Genomenon Founder & Chief Science Officer, Dr. Mark Kiel, was a guest speaker at the 2019 Cutting Edge Drug Discovery & Development Symposium in Ann Arbor, Michigan on ‘Curating the Genome to Drive Drug Discovery’. Below are his slides and a transcript of his talk.

The goal of this presentation is to show how Genomenon is curating the human genome and explain in more detail about how our clients are using that information to drive drug discovery and inform clinical trial enrollment.

“Today’s talk will begin with explaining what the Mastermind Genomic Search Engine is, the data it comprises, and how it’s used to inform decision support for clinical labs. The lion’s share of the rest of the presentation will be describing what comprehensive genomic landscapes are, how they’re used to inform clinical trial design and enrollment strategies, as well as how they’re used to provide the empirical evidence necessary to expedite companion diagnostics regulatory submissions.”
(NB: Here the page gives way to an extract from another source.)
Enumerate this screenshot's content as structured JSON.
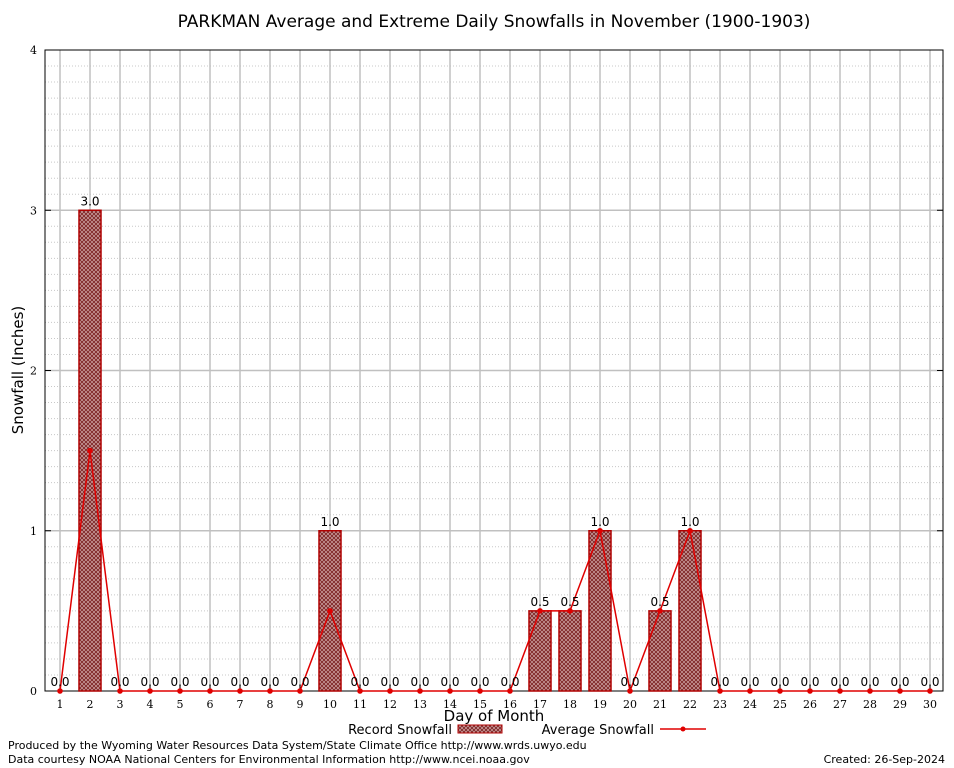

“The problem that Genomenon seeks to solve is known as the Bioinformatic Bottleneck, and is particularly a problem as it pertains to interpreting genomic information. We can now sequence genome data very efficiently and very cost-effectively, and it has essentially become commoditized. What remains a challenge is interpreting the vast amount of information, both from the clinical perspective and from the drug discovery/research perspective. This challenge has been referred to as the ‘Million-Dollar Interpretation’.”

“This is a problem because extracting, organizing, and interpreting that genomic information from actual sequence data for patient or patient cohort, or otherwise available empirical information in databases and the medical literature requires human intervention since we’re talking about computational methods to solve big data problems.”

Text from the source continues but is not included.